先日、コトバス(コトバスケット)に久しぶりに書いたフムッフィーが、過去のコトバスを読み返して、

「あれ、DD先輩は1回も書いてないフム?」

 僕のほうを振り返り、そう言った。ふだんはどこにあるのかわからない目を、毛の間からキラリと光らせながら。

 ヤバい!!! はいはい、書きますよ、、、フ〜ム(←ため息)

 ネタ探しに本棚を漁っていると『質問の本』(グレゴリー・ストック=著、森瑤子=訳/角川書店)を見つけた。

『質問の本』(グレゴリー・ストック=著、森瑤子=訳/角川書店) ※画像をクリックするとAmazonの紹介ページに飛びます。

 懐かしい。たしか若手の記者だった頃、インタビュー取材のときに変わった質問をしたくて、参考にするために買った本だと思う。奥付を見ると発行は平成3年。ちょうど30年前だ。

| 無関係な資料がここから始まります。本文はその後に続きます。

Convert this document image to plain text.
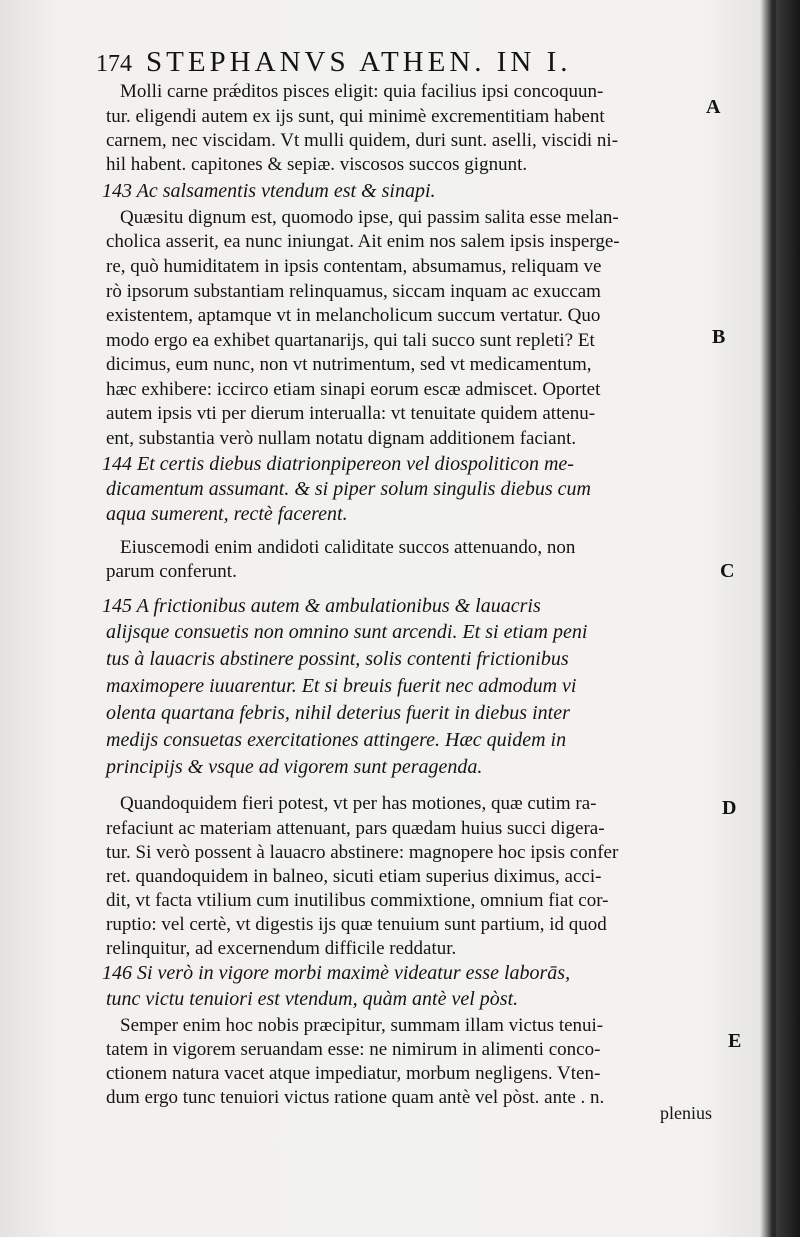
174 STEPHANVS ATHEN. IN I.
Molli carne prǽditos pisces eligit: quia facilius ipsi concoquun-
tur. eligendi autem ex ijs sunt, qui minimè excrementitiam habent
carnem, nec viscidam. Vt mulli quidem, duri sunt. aselli, viscidi ni-
hil habent. capitones & sepiæ. viscosos succos gignunt.
143 Ac salsamentis vtendum est & sinapi.
Quæsitu dignum est, quomodo ipse, qui passim salita esse melan-
cholica asserit, ea nunc iniungat. Ait enim nos salem ipsis insperge-
re, quò humiditatem in ipsis contentam, absumamus, reliquam ve
rò ipsorum substantiam relinquamus, siccam inquam ac exuccam
existentem, aptamque vt in melancholicum succum vertatur. Quo
modo ergo ea exhibet quartanarijs, qui tali succo sunt repleti? Et
dicimus, eum nunc, non vt nutrimentum, sed vt medicamentum,
hæc exhibere: iccirco etiam sinapi eorum escæ admiscet. Oportet
autem ipsis vti per dierum interualla: vt tenuitate quidem attenu-
ent, substantia verò nullam notatu dignam additionem faciant.
144 Et certis diebus diatrionpipereon vel diospoliticon me-
dicamentum assumant. & si piper solum singulis diebus cum
aqua sumerent, rectè facerent.
Eiuscemodi enim andidoti caliditate succos attenuando, non
parum conferunt.
145 A frictionibus autem & ambulationibus & lauacris
alijsque consuetis non omnino sunt arcendi. Et si etiam peni
tus à lauacris abstinere possint, solis contenti frictionibus
maximopere iuuarentur. Et si breuis fuerit nec admodum vi
olenta quartana febris, nihil deterius fuerit in diebus inter
medijs consuetas exercitationes attingere. Hæc quidem in
principijs & vsque ad vigorem sunt peragenda.
Quandoquidem fieri potest, vt per has motiones, quæ cutim ra-
refaciunt ac materiam attenuant, pars quædam huius succi digera-
tur. Si verò possent à lauacro abstinere: magnopere hoc ipsis confer
ret. quandoquidem in balneo, sicuti etiam superius diximus, acci-
dit, vt facta vtilium cum inutilibus commixtione, omnium fiat cor-
ruptio: vel certè, vt digestis ijs quæ tenuium sunt partium, id quod
relinquitur, ad excernendum difficile reddatur.
146 Si verò in vigore morbi maximè videatur esse laborās,
tunc victu tenuiori est vtendum, quàm antè vel pòst.
Semper enim hoc nobis præcipitur, summam illam victus tenui-
tatem in vigorem seruandam esse: ne nimirum in alimenti conco-
ctionem natura vacet atque impediatur, morbum negligens. Vten-
dum ergo tunc tenuiori victus ratione quam antè vel pòst. ante . n.
plenius
A
B
C
D
E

 パラパラとめくってみると、1つだけ◎(二重丸)をつけている質問があった。

〈長い間、やってみたいと夢見ていることが何かありますか? なぜ、まだ実行に移していないのですか?〉

 僕がいま、この質問で気になったのは〈夢見ていることが何か……〉ではなく、〈なぜ、まだ実行に移していないのですか?〉のほうだ。

 こういう質問をされると、僕は自問自答をしたくなる。でも簡単には答えを出したくない。せっかく考えるきっかけをもらったので、「なぜ?」「本当にそう?」「ほかに何かない?」と質問を繰り返しながら、自分の記憶の中、心の中へと深く潜っていく。自分でも気づけていない“答え”と出合えるかもしれないから。

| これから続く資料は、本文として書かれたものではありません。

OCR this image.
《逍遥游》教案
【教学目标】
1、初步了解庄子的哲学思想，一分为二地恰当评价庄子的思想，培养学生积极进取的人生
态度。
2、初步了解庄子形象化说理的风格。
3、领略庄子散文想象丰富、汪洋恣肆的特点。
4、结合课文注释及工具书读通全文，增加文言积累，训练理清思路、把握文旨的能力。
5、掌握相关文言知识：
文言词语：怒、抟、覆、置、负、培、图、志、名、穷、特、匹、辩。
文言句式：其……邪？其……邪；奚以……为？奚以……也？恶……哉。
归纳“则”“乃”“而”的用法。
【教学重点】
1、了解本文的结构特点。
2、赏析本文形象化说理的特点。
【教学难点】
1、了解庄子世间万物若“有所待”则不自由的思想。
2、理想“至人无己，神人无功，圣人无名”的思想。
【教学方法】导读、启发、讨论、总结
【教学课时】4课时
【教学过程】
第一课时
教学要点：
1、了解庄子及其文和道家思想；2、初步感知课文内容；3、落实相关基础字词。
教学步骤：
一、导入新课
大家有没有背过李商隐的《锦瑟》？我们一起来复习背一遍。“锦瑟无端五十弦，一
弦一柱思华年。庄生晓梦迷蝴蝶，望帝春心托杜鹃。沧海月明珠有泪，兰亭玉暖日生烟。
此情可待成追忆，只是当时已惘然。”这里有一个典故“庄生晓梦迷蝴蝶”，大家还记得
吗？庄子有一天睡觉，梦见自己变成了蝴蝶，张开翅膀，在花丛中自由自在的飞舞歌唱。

 心の奥底では、まだ言葉にされていない感情や感覚が、絶えず生まれては消えていき、自問自答を重ねていくと、それを“自分の言葉”にできる瞬間がある。それが愉しい。これまでコトバスでご紹介してきた、いろんな人の名言も、その人たちが自分の頭で自問自答を重ねた結果、出てきた“自分の言葉”だと思うのだ。

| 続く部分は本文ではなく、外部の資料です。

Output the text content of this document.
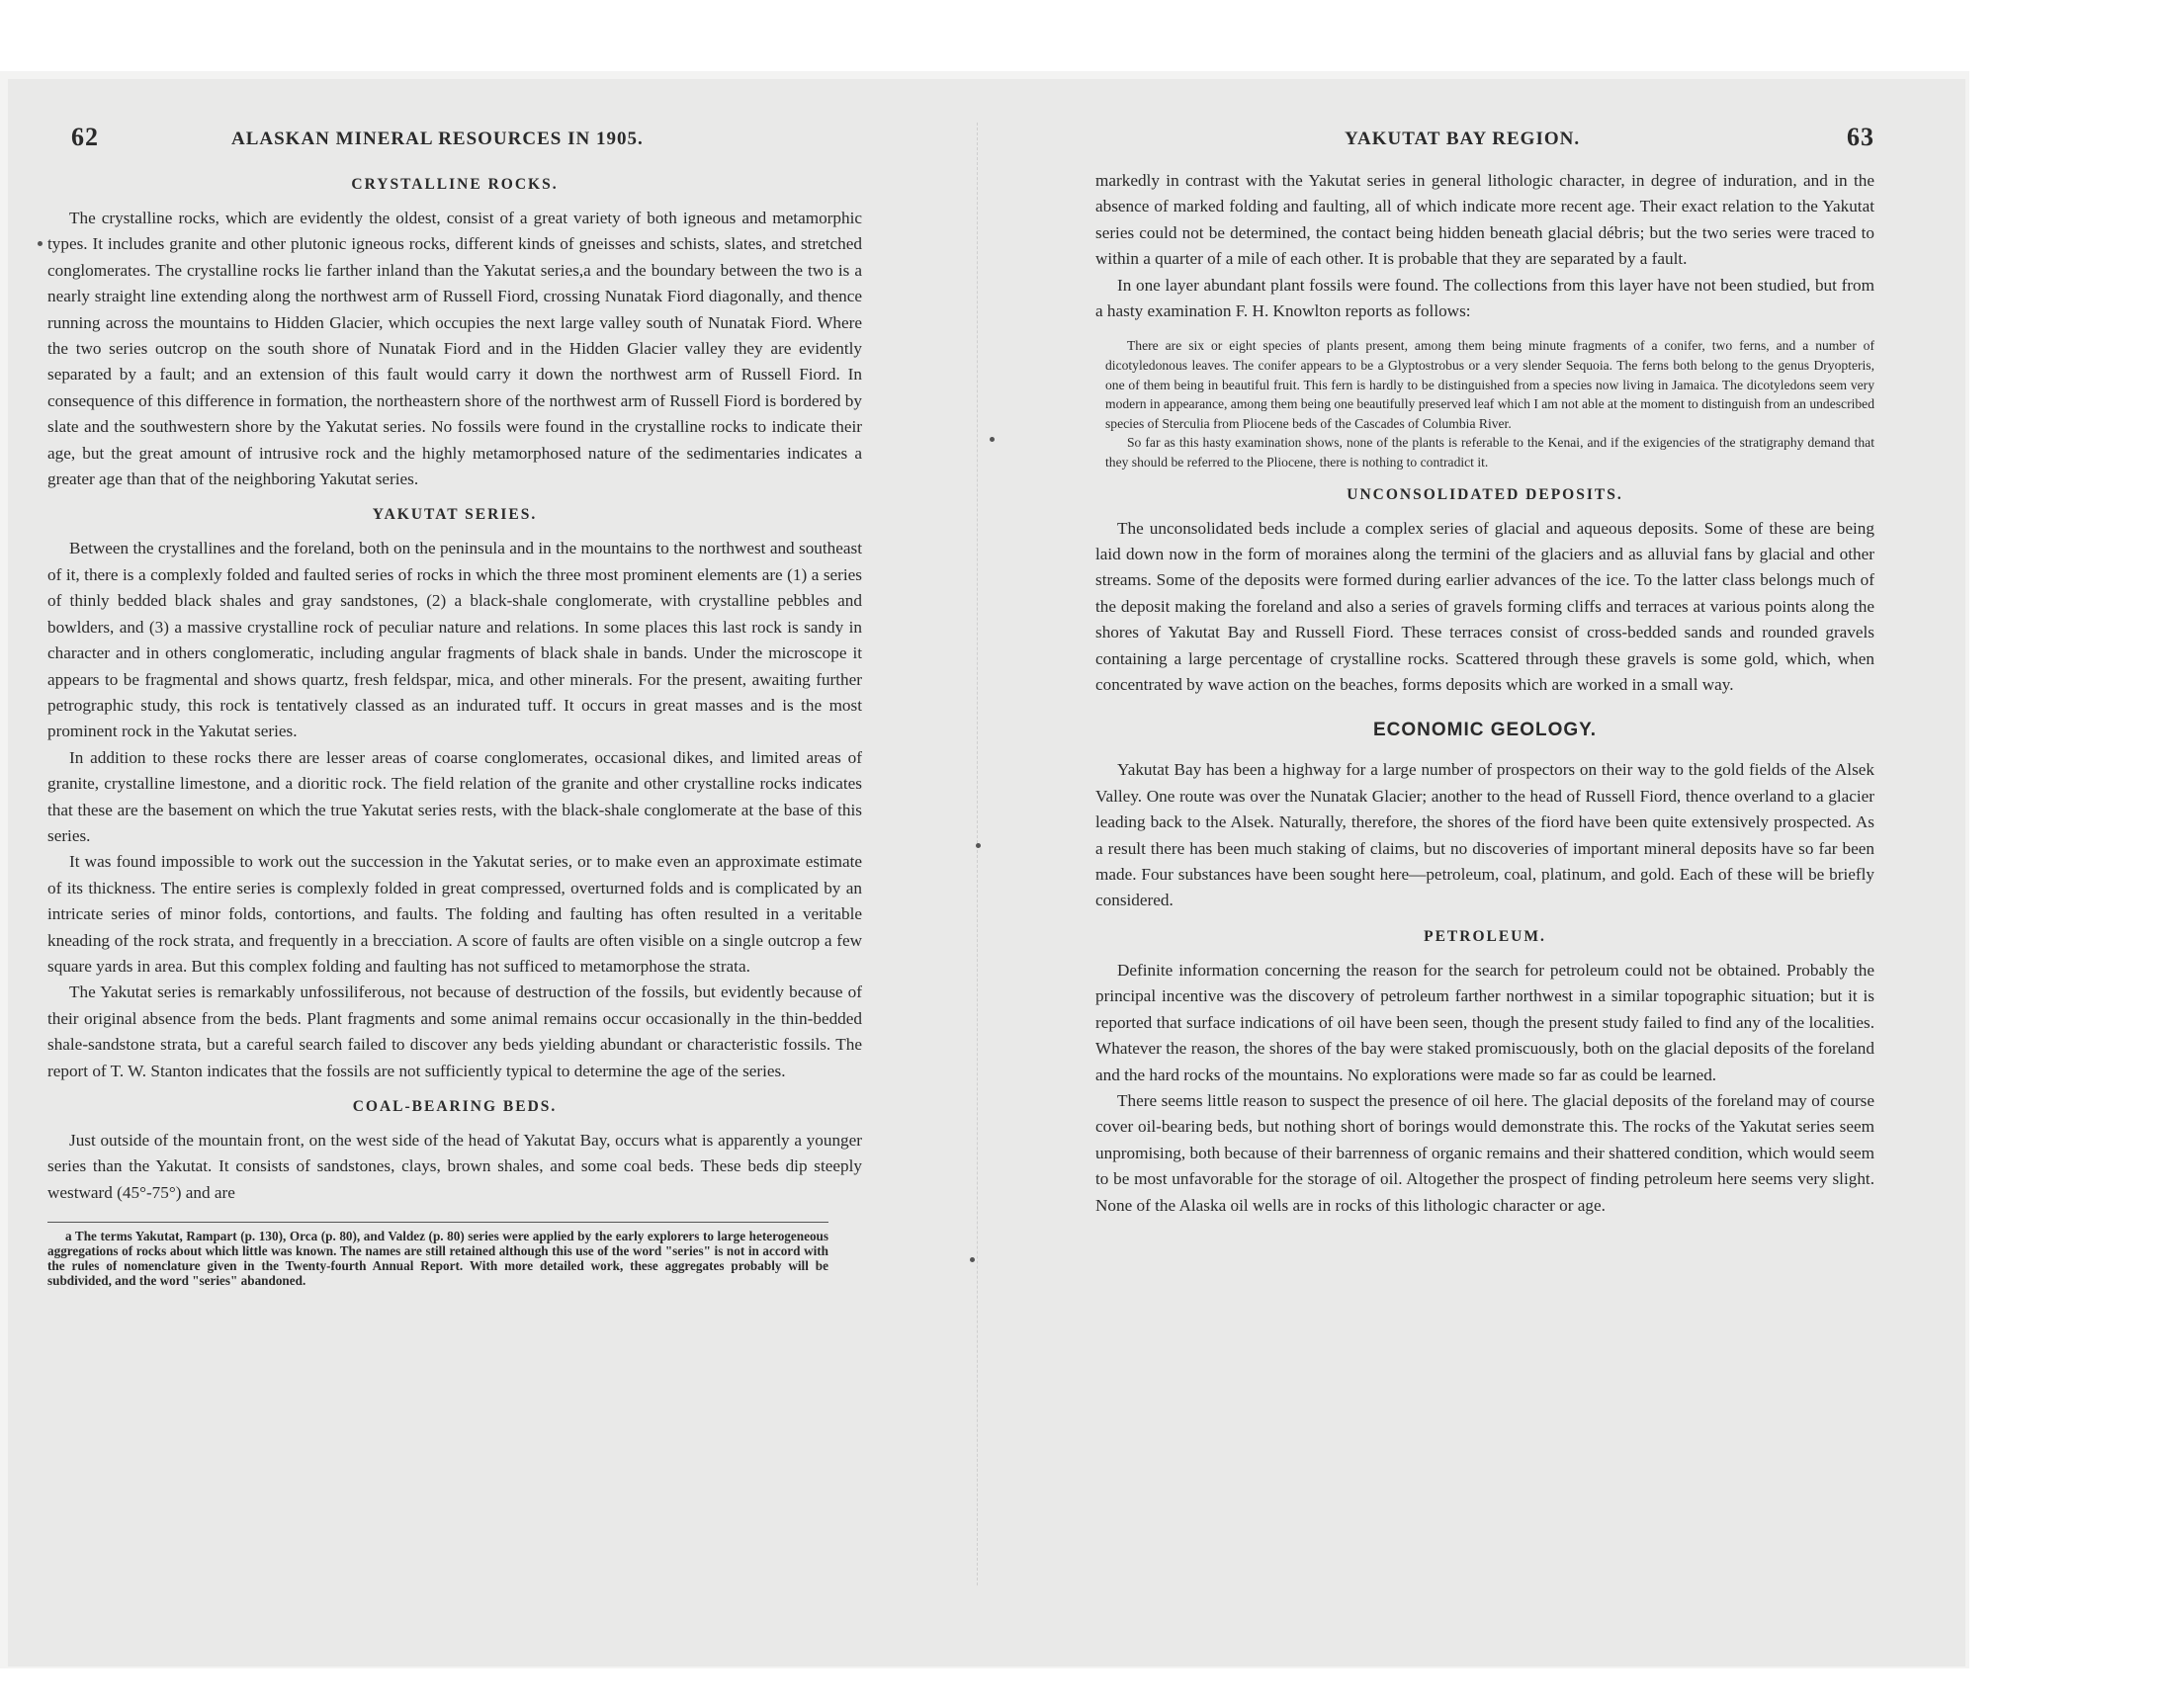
62	ALASKAN MINERAL RESOURCES IN 1905.
CRYSTALLINE ROCKS.

The crystalline rocks, which are evidently the oldest, consist of a great variety of both igneous and metamorphic types. It includes granite and other plutonic igneous rocks, different kinds of gneisses and schists, slates, and stretched conglomerates. The crystalline rocks lie farther inland than the Yakutat series,a and the boundary between the two is a nearly straight line extending along the northwest arm of Russell Fiord, crossing Nunatak Fiord diagonally, and thence running across the mountains to Hidden Glacier, which occupies the next large valley south of Nunatak Fiord. Where the two series outcrop on the south shore of Nunatak Fiord and in the Hidden Glacier valley they are evidently separated by a fault; and an extension of this fault would carry it down the northwest arm of Russell Fiord. In consequence of this difference in formation, the northeastern shore of the northwest arm of Russell Fiord is bordered by slate and the southwestern shore by the Yakutat series. No fossils were found in the crystalline rocks to indicate their age, but the great amount of intrusive rock and the highly metamorphosed nature of the sedimentaries indicates a greater age than that of the neighboring Yakutat series.

YAKUTAT SERIES.

Between the crystallines and the foreland, both on the peninsula and in the mountains to the northwest and southeast of it, there is a complexly folded and faulted series of rocks in which the three most prominent elements are (1) a series of thinly bedded black shales and gray sandstones, (2) a black-shale conglomerate, with crystalline pebbles and bowlders, and (3) a massive crystalline rock of peculiar nature and relations. In some places this last rock is sandy in character and in others conglomeratic, including angular fragments of black shale in bands. Under the microscope it appears to be fragmental and shows quartz, fresh feldspar, mica, and other minerals. For the present, awaiting further petrographic study, this rock is tentatively classed as an indurated tuff. It occurs in great masses and is the most prominent rock in the Yakutat series.

In addition to these rocks there are lesser areas of coarse conglomerates, occasional dikes, and limited areas of granite, crystalline limestone, and a dioritic rock. The field relation of the granite and other crystalline rocks indicates that these are the basement on which the true Yakutat series rests, with the black-shale conglomerate at the base of this series.

It was found impossible to work out the succession in the Yakutat series, or to make even an approximate estimate of its thickness. The entire series is complexly folded in great compressed, overturned folds and is complicated by an intricate series of minor folds, contortions, and faults. The folding and faulting has often resulted in a veritable kneading of the rock strata, and frequently in a brecciation. A score of faults are often visible on a single outcrop a few square yards in area. But this complex folding and faulting has not sufficed to metamorphose the strata.

The Yakutat series is remarkably unfossiliferous, not because of destruction of the fossils, but evidently because of their original absence from the beds. Plant fragments and some animal remains occur occasionally in the thin-bedded shale-sandstone strata, but a careful search failed to discover any beds yielding abundant or characteristic fossils. The report of T. W. Stanton indicates that the fossils are not sufficiently typical to determine the age of the series.

COAL-BEARING BEDS.

Just outside of the mountain front, on the west side of the head of Yakutat Bay, occurs what is apparently a younger series than the Yakutat. It consists of sandstones, clays, brown shales, and some coal beds. These beds dip steeply westward (45°-75°) and are

a The terms Yakutat, Rampart (p. 130), Orca (p. 80), and Valdez (p. 80) series were applied by the early explorers to large heterogeneous aggregations of rocks about which little was known. The names are still retained although this use of the word "series" is not in accord with the rules of nomenclature given in the Twenty-fourth Annual Report. With more detailed work, these aggregates probably will be subdivided, and the word "series" abandoned.

YAKUTAT BAY REGION.	63

markedly in contrast with the Yakutat series in general lithologic character, in degree of induration, and in the absence of marked folding and faulting, all of which indicate more recent age. Their exact relation to the Yakutat series could not be determined, the contact being hidden beneath glacial débris; but the two series were traced to within a quarter of a mile of each other. It is probable that they are separated by a fault.

In one layer abundant plant fossils were found. The collections from this layer have not been studied, but from a hasty examination F. H. Knowlton reports as follows:

There are six or eight species of plants present, among them being minute fragments of a conifer, two ferns, and a number of dicotyledonous leaves. The conifer appears to be a Glyptostrobus or a very slender Sequoia. The ferns both belong to the genus Dryopteris, one of them being in beautiful fruit. This fern is hardly to be distinguished from a species now living in Jamaica. The dicotyledons seem very modern in appearance, among them being one beautifully preserved leaf which I am not able at the moment to distinguish from an undescribed species of Sterculia from Pliocene beds of the Cascades of Columbia River.

So far as this hasty examination shows, none of the plants is referable to the Kenai, and if the exigencies of the stratigraphy demand that they should be referred to the Pliocene, there is nothing to contradict it.

UNCONSOLIDATED DEPOSITS.

The unconsolidated beds include a complex series of glacial and aqueous deposits. Some of these are being laid down now in the form of moraines along the termini of the glaciers and as alluvial fans by glacial and other streams. Some of the deposits were formed during earlier advances of the ice. To the latter class belongs much of the deposit making the foreland and also a series of gravels forming cliffs and terraces at various points along the shores of Yakutat Bay and Russell Fiord. These terraces consist of cross-bedded sands and rounded gravels containing a large percentage of crystalline rocks. Scattered through these gravels is some gold, which, when concentrated by wave action on the beaches, forms deposits which are worked in a small way.

ECONOMIC GEOLOGY.

Yakutat Bay has been a highway for a large number of prospectors on their way to the gold fields of the Alsek Valley. One route was over the Nunatak Glacier; another to the head of Russell Fiord, thence overland to a glacier leading back to the Alsek. Naturally, therefore, the shores of the fiord have been quite extensively prospected. As a result there has been much staking of claims, but no discoveries of important mineral deposits have so far been made. Four substances have been sought here—petroleum, coal, platinum, and gold. Each of these will be briefly considered.

PETROLEUM.

Definite information concerning the reason for the search for petroleum could not be obtained. Probably the principal incentive was the discovery of petroleum farther northwest in a similar topographic situation; but it is reported that surface indications of oil have been seen, though the present study failed to find any of the localities. Whatever the reason, the shores of the bay were staked promiscuously, both on the glacial deposits of the foreland and the hard rocks of the mountains. No explorations were made so far as could be learned.

There seems little reason to suspect the presence of oil here. The glacial deposits of the foreland may of course cover oil-bearing beds, but nothing short of borings would demonstrate this. The rocks of the Yakutat series seem unpromising, both because of their barrenness of organic remains and their shattered condition, which would seem to be most unfavorable for the storage of oil. Altogether the prospect of finding petroleum here seems very slight. None of the Alaska oil wells are in rocks of this lithologic character or age.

 僕の場合、とくにネガティブな感情に関わる問題は、他人の言葉よりも、自分が導き出した言葉に勇気づけられたり癒やされたりすることが多い。

 不安だ、めんどくさい、私はダメだ──自分の中に、そういう消極的な感情を感じたら、自分自身に問いかけてみませんか。〈私はなぜ、そう思うのか?〉〈私は、このままでいいのか?〉と。